South African Finance Minister Pravin Gordhan will struggle to keep government debt under control even as he pledges to stick to spending targets.
Gross debt will climb to 48 percent of gross domestic product in the year through March 2017 from an estimated 43 percent last year, the National Treasury said in its mid-term budget report released in Cape Town today. That’s mainly due to rising debt costs and tax receipts falling short of targets.
While Gordhan, 64, is maintaining spending limits and curbing wage growth, allowing him to meet this year’s budget deficit target, borrowing will surge in the next three years. That raises risks for South Africa as credit rating companies such as Moody’s Investors Service warn of another downgrade and the U.S. Federal Reserve scales back its monetary stimulus, boosting bond yields.
“Up until now the minister has not really managed to do what he has promised in terms of the deficit and that is why the ratings agencies are still punishing us about it,” Lullu Krugel, an economist at KPMG in Johannesburg, said by phone today. “The intention is good, but the actual outcomes are not achieved. The pace at which borrowing is rising is frightening.”
The rand gained to 9.7714 against the dollar as of 6:54 p.m. in Johannesburg from 9.8144 before Gordhan began his speech. The yield on the 2026 bond rose 1 basis point, or 0.01 percentage point, to 7.71 percent.
While Gordhan forecast a lower budget deficit for this year, that’s mainly due to a restating of the figures, in line with international reporting standards, to include extraordinary receipts, such as profit on bond sales and foreign-currency transactions.
Based on the new format, the shortfall is estimated to reach 4.2 percent of GDP in the year through March, unchanged from last year, Gordhan said. The deficit is forecast to narrow to 4.1 percent, 3.8 percent and 3 percent respectively in the next three fiscal years.
In February, Gordhan forecast a shortfall, excluding extraordinary receipts, of 4.6 percent of GDP this fiscal year, down from 5.1 percent last year. Calculated on this basis, the deficit for this year was 4.5 percent of GDP, unchanged from last year, according to the Treasury.
Moody’s cut South Africa’s credit rating in September last year to Baa1, the third-lowest investment grade level, while Standard & Poor’s and Fitch Ratings followed by cutting a further step. Moody’s and S&P hold a negative outlook on South African debt, indicating a greater chance the rating will be downgraded than raised.
“We are running a sustainable fiscal ship and hopefully the ratings agencies will do their homework and recognize that in a very turbulent environment, and one in which we’ve got huge historical legacies to overcome, we actually are keeping a fairly good 19-year record and good fiscal management in South Africa,” Gordhan told reporters in Cape Town.
Gordhan trimmed his forecast for economic expansion this year to 2.1 percent from 2.7 percent as strikes in mining and manufacturing disrupted output and global growth remains weak. The economy will probably expand 3 percent in 2014 and 3.2 percent the year after that, according to the Treasury.

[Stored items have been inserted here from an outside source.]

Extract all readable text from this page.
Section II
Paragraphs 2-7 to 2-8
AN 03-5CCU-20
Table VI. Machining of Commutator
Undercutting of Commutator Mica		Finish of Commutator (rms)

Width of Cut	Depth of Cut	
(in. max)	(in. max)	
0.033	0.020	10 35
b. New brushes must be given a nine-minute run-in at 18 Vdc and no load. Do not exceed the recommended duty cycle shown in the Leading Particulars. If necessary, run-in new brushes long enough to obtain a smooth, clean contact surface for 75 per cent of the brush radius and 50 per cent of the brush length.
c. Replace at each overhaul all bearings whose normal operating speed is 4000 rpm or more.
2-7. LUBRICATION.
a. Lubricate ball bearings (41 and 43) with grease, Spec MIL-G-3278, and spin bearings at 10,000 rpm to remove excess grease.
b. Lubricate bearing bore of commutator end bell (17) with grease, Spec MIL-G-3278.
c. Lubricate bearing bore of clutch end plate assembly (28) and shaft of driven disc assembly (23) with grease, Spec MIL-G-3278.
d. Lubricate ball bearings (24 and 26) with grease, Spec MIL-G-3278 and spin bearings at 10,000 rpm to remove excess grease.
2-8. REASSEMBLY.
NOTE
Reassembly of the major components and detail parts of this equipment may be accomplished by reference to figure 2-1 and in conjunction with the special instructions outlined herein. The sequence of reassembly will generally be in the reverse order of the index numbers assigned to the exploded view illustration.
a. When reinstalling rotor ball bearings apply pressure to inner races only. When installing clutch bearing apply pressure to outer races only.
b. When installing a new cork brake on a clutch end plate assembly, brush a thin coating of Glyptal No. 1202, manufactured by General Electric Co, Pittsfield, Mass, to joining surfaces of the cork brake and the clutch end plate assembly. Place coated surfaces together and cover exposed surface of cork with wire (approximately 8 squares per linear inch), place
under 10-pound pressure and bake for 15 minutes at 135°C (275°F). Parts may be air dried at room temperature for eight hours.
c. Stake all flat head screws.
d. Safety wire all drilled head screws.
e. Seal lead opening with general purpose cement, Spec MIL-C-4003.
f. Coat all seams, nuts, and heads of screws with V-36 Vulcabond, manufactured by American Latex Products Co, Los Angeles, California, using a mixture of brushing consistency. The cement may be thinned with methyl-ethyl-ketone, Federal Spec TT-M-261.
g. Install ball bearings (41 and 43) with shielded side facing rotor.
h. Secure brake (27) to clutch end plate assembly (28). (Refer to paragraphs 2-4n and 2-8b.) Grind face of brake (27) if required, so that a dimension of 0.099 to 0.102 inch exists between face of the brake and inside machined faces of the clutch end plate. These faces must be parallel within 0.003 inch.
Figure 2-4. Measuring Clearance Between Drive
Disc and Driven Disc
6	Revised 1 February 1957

Konrad Reuss, head of S&P’s sub-Saharan African unit, said it’s still too early for the ratings company to take a different stance on the nation’s debt.
“With regard to the budget this year and next year, there are certain implementation risks which still should be reflected in a negative outlook,” he said in a phone interview. “The economic situation is very tricky, very challenging.”
The rand has lost 14 percent against the dollar this year, the worst performer among 16 major currencies tracked by Bloomberg.
In the February budget, Gordhan had forecast gross debt to reach 45 percent of GDP by 2015/16 from an estimated 42 percent last year. The International Monetary Fund said on Oct. 1 that while South Africa should target a debt ratio of about 40 percent, a ceiling of about 50 percent to 60 percent may be sustainable.
South Africa’s debt levels compares with 80 percent in Hungary, 59 percent in Brazil and 36 percent in Mexico.
“The increase in debt levels is not a problem if you compare South Africa with some other countries,” Johann Els, an economist at Old Mutual Investment Group of South Africa, said in a telephone interview from Cape Town. “The fact that the deficit is getting smaller means we are putting a damper on the growth in debt.”
South Africa’s reliance on foreign investors to finance the budget deficit has increased in recent months, adding to the nation’s economic risks, according to the Treasury.
Investor sentiment is volatile and capital allocation “is likely to shift as the U.S. monetary authorities taper their asset purchase program,” it said.
“There is no magic in those ratios,” Lungisa Fuzile, director general of the Treasury, said in an interview in Cape Town. “We would prefer to keep these ratios as low as possible but in the context of a counter-cyclical fiscal stance you don’t really target them. You tolerate a bit of a deterioration.”